Pembangunan Jembatan Ampera Diresmikan oleh Presiden Soekarno dalam Sejarah Hari Ini, 10 April 1962

JAKARTA - Sejarah hari ini, 60 tahun yang lalu, 10 April 1962, Presiden Soekarno meresmikan pembangunan Jembatan Musi (kini: Jembatan Ampera) di Kota Palembang, Sumatra Selatan. Kehadiran jembatan yang melintasi Sungai Musi itu dilanggengkan sebagai salah satu proyek mercusuar Bung Karno.

Sebelumnya, banyak di antara proyek mercusuar Bung Karno ditalangi oleh dana pampasan perang dari Jepang. Dana itu diberikan sebagai ajian dari normalisasi hubungan, alias perdamaian antara Indonesia-Jepang.

Boleh jadi masa penjajahan Jepang memiliki manfaat bagi segenap rakyat Indonesia. Derajat kaum bumiputra terangkat karenanya. Namun, penjajahan tetap penjajahan. Keuntungan bagi Indonesia jika teliti lebih lanjut tak seberapa. Sebab, kerugian yang ditimbulkan penjajahan Jepang luar biasa besar.

Narasi kesedihan di bawah penjajahan Jepang hadir di mana-mana. Apalagi penjajahan Jepang digadang-gadang tak jauh beda dengan penjajah sebelumnya, Belanda. mereka memeras kaum bumiputra bak sapi perah. Penjajah Jepang hanya peduli dengan misi mereka belaka. Sedang nasib seisi Nusantara diabaikan.

Presiden Soekarno dalam sebuah kunjungan ke Palembang. (Wikimedia Commons)

Kondisi itu membuat segenap rakyat Indonesia benci kepada Jepang. Utamanya saat Indonesia merdeka. Jepang dianggap penjajah zalim. Narasi itu kerap terdengar di mana-mana. Namun, ingatan itu mulai dihapus perlahan-lahan dengan beberapa kesepakatan.

Keduanya, Jepang-Indonesia bersepakat melupakan masa lalu. Inisiatif perjanjian damai direncanakan. Dua draf penjanjian disiapkan. Perjanjian damai dan perjanjian pampasan perang. Perjanjian yang diteken pada 1958 begitu menguntungkan Indoneisa. Indonesia banyak membangun dari dana pampasan perang.

“Perjanjian ini terbagi dua, yang pertama perjanjian damai dan yang kedua perjanjian pampasan perang. Untuk perjanjian damai, mengatur hal-hal yang terkait keinginan untuk mengakhiri status perang dan menciptakan situasi damai antara dua negara.”
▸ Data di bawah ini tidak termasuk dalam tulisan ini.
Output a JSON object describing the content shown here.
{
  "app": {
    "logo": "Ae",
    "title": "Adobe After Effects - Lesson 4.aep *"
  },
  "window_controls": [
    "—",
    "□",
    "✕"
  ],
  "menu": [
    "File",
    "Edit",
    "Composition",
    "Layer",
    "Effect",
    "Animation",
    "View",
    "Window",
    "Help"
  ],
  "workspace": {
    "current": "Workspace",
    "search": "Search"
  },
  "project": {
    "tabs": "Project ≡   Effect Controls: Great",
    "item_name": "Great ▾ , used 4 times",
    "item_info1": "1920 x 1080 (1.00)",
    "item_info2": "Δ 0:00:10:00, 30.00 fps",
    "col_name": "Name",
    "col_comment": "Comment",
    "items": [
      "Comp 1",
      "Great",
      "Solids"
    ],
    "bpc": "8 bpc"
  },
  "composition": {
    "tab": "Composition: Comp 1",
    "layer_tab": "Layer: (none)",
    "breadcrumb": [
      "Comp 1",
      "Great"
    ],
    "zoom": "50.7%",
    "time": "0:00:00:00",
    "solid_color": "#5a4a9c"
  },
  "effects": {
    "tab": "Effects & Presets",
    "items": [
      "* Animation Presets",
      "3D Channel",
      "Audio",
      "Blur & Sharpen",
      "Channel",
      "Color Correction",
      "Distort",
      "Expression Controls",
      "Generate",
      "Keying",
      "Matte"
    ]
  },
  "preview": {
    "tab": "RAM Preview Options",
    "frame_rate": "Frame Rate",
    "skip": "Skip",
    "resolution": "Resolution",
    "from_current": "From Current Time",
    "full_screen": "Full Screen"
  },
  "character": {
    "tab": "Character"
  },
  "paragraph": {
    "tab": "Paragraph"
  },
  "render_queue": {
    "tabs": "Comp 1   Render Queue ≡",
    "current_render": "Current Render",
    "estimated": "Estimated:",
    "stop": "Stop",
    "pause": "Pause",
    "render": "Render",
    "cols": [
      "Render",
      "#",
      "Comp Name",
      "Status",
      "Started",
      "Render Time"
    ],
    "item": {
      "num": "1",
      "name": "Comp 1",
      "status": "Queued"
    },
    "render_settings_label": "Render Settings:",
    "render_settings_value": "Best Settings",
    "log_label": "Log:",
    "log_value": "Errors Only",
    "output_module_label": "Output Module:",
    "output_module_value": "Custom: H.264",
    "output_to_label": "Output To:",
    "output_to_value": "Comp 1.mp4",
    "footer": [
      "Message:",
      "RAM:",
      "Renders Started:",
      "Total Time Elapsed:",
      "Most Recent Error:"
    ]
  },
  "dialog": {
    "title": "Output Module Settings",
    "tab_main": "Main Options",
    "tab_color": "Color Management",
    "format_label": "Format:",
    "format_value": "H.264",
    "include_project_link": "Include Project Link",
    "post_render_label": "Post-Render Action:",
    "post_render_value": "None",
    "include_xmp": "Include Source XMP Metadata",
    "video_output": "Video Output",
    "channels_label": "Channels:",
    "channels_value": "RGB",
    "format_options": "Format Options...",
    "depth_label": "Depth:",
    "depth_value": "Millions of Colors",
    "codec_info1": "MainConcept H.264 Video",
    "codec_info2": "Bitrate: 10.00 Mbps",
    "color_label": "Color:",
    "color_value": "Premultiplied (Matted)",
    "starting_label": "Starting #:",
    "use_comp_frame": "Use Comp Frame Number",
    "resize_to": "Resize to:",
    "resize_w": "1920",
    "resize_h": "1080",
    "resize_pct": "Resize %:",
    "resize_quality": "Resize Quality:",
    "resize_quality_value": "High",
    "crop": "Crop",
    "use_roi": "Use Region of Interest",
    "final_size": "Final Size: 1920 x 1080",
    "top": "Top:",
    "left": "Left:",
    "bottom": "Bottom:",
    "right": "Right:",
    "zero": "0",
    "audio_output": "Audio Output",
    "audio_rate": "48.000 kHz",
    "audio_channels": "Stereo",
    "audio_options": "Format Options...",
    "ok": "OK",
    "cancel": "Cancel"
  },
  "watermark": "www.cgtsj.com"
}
“Perjanjian ini berisi tujuh pasal, dan pampasan perang yang harus dibayarkan oleh Jepang diatur dan diterakan di dalam pasal 4 dalam perjanjian tersebut,” ungkap Moh. Gandhi Amanullah dalam buku Matahari Khatulistiwa: Hubungan Indonesia - Jepang dalam Perspektif Sastra dan Sosial Budaya (2020).

Dana pampasan perang dimanfaatkan benar oleh Bung Karno. Ia mencoba mempercantik Indonesia. Pembangunan pun digalakan dengan dana tersebut. Dari bangun hotel, rumah sakit, hingga jembatan. Jembatan Ampera, misalnya.

Jembatan Ampera tetap menjadi tengara ikonik Kota Palembang, meskipun sudah tidak dapat berfungsi seperti pada masa awal keberadaanya. (Wikimedia Commons)

Pembangunan Jembatan Ampera diresmikan oleh Bung Karno pada 10 April 1962. Pemancangan tiang pertama jadi ajian. Jembatan yang melintasi Sungai Musi itu dianggap sebagai suatu lambang kejayaan dari Indonesia.

“Orang mengenalnya dengan nama jembatan Ampera, akronim dari Amanat Penderitaan Rakyat sebagai ganti nama jembatan tersebut sebelumnya yang hanya berumur beberapa bulan. Jembatan itu awalnya diberi nama jembatan Bung Karno. Tetapi sesuai dengan iklim politik pada waktu itu, dalam suasana perjuangan penegakan Orde Baru, maka jadilah nama Ampera untuk jembatan kokoh yang dibangun dari dana pampasan perang Jepang.”

“Jembatan Ampera merupakan jembatan terpanjang pertama di Indonesia yang mulai dibangun pada bulan April 1962 dan selesai pada bulan Mei 1965. Dibangun atas perintah Presiden Soekarno, dengan dana yang berasal dari hasil pampasan perang Jepang,” tertulis dalam buku 50 tahun Departemen Pekerjaan Umum (1995).